Their analysis suggests that:
- Poor performance against European competitors can be explained by lower productivity within UK industries not due to the overall composition of industry output being biased toward low productivity sectors.
- Lost output growth per worker since 2008 within the UK has been due to broad performance weakening: the decline of oil & gas and financial sectors are a small part to this trend but actually the poor performance occurred across all sectors.
- Poor productivity during the UK recession is related to labour hoarding and the fall in wages shifting the capital-labour ratio. But the recovery phase is characterized by a jobs growth that was disproportionately in low productivity low pay sectors.
The IPPR study therefore suggests that new job growth needs to be increasingly shifting into higher productivity sectors like manufacturing and finance. Firms should also be encouraged to increase training in their workforces (including increasing productivity in lower value-added sectors where so many work). They also argue that the Government’s catapult centre initiatives are focused on the high end of productivity enhancing sectors but this misses the importance to the economy of the domestic services: wholesale, distribution, caring services, food and retail. How are we to increase productivity here? The authors argue that the living wage proposal may be a positive step, if unemployment remains low, but cuts to capital spending, infrastructure, further education and science budgets are not conducive to this key engine of improving the economy (and reducing the budget deficit).
Housing matters to increased productivity and should be part of this debate. First, housing costs are an important part of the financial triangle facing people at the margins of work: what wages and working hours can they command; what in-work benefits and tax credits do they have access to that can augment their disposable income and, what are their housing costs and what housing options are there if a move rather than commuting is required for work? We know that the welcome higher levels of statutory minimum wage will often be offset by cuts to things like tax credits.

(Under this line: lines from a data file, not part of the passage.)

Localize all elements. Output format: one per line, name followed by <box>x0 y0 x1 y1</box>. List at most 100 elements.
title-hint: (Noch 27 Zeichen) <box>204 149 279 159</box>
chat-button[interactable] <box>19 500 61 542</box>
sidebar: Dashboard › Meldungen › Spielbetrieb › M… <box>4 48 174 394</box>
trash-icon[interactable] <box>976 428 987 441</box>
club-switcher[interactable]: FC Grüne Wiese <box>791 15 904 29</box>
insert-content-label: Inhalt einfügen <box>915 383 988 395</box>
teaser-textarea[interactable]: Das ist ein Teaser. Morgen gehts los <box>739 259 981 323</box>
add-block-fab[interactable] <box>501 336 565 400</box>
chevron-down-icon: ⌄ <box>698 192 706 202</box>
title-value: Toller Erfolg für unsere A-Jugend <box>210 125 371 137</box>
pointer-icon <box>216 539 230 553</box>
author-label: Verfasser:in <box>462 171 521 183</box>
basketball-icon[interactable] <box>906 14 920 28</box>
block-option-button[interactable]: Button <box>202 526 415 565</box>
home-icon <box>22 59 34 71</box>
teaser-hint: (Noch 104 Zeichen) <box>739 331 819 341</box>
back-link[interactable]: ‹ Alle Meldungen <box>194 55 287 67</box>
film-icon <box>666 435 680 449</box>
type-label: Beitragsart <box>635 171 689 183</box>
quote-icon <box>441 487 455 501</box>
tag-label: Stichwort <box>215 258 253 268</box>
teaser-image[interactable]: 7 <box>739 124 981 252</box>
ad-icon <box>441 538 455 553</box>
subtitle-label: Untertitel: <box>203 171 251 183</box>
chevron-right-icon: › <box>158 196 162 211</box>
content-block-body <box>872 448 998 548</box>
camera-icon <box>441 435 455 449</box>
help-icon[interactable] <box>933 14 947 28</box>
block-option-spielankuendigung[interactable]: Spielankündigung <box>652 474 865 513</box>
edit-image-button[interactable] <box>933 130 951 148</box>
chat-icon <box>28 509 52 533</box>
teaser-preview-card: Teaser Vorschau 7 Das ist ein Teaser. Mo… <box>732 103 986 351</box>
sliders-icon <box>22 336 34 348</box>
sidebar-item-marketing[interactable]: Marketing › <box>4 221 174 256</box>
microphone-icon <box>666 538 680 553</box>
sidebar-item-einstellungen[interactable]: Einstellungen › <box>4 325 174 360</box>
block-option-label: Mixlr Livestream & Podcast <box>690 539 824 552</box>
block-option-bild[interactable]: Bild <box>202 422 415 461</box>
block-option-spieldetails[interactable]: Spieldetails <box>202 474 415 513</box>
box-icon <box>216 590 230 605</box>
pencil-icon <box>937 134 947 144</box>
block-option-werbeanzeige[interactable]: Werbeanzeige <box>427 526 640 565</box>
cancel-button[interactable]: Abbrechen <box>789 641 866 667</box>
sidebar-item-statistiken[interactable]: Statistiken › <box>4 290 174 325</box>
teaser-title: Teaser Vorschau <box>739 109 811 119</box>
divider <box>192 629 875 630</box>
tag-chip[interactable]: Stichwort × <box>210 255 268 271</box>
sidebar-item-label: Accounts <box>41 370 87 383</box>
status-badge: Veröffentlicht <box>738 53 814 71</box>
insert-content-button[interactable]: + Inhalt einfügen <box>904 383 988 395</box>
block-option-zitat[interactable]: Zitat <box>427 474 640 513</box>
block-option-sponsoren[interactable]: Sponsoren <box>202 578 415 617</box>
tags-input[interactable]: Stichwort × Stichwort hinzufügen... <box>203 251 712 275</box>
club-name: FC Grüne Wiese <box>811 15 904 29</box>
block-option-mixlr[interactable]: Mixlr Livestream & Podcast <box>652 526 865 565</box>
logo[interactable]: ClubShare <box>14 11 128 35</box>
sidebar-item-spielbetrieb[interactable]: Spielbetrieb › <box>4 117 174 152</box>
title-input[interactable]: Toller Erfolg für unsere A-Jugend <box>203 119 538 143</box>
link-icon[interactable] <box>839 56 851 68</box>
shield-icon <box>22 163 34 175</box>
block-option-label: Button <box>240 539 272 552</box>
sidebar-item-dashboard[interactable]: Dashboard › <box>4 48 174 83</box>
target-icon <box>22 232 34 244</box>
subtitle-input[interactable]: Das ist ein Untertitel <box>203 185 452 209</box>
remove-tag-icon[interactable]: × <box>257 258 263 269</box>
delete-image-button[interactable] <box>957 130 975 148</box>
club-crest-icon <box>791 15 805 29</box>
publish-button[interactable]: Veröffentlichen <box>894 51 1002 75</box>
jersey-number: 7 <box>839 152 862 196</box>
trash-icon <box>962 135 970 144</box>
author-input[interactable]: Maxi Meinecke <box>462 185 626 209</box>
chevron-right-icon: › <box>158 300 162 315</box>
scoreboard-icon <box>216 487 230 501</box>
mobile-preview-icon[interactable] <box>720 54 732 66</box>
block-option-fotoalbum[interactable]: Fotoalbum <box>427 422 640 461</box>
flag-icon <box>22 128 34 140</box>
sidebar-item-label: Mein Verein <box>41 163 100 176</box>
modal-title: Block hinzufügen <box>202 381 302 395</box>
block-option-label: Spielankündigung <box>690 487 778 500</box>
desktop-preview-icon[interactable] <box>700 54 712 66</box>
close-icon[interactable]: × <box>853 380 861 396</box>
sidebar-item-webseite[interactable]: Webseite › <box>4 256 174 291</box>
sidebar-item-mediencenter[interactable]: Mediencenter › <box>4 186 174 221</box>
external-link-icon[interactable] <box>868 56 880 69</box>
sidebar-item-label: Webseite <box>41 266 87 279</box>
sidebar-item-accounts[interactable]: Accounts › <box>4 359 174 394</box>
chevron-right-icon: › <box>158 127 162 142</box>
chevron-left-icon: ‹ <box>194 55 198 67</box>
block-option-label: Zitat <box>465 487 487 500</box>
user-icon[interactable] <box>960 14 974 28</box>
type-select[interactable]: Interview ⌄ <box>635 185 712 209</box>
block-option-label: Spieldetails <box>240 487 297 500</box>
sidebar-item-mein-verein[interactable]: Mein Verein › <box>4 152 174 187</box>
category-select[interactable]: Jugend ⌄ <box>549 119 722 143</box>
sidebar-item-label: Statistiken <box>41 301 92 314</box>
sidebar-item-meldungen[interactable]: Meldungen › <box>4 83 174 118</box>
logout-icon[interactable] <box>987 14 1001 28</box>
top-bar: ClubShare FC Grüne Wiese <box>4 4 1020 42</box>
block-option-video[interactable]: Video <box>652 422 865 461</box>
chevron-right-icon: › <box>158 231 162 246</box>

Moreover, unpublished qualitative research I have been recently nvolved with suggests that labour market choices are significantly influenced by the cost and insecurity of private renting versus the perceived security of social renting (even if it is therefore traded off against work further afield).
Second, sufficient supplies of accessible and affordable housing and alongside it opportunities for subsequent trading up are essential to well functioning labour markets supporting careers but also longer distance mobility. This is about housing planning and the economics of the supply side but it is also about wider planning questions and the interdependence of the different parts of the housing system as a whole, for instance, concerning how housing investment across different segments and tenures complements business investment in the allocation of new land development opportunities. More than a decade ago I was in a project team led by Geoff Meen that suggested, at a regional level, that housing investment in new homes led business investment (jobs followed people). These are big complicated questions but they need to be part of the debate.
Third, writers like Duncan Maclennan have a longstanding interest in the notion that the housing sector impedes wider economic productivity because of the inflexibility of the housing system more broadly conceived – this is as much about insufficient investment as it is about misallocation of resources because affordable housing and land are often in the wrong place and not where housing and labour demand is high. Housing is also key infrastructure for the future and while not as obvious as the case made for high speed broadband or fancy transport or water industry investment – it is a necessary condition of sustainable growth. While it is not always clearly evidenced there are a range of arguments indicating that better housing and communities lends itself to improved education, employment and health outcomes (though it is often hard to decisively sort out causality).
Finally, and to return to a hobby horse, a tax system that encourages undiversified saving in less productive assets like second hand housing, promotes excessive borrowing and acts to encourage market speculation cannot be a positive productivity driver.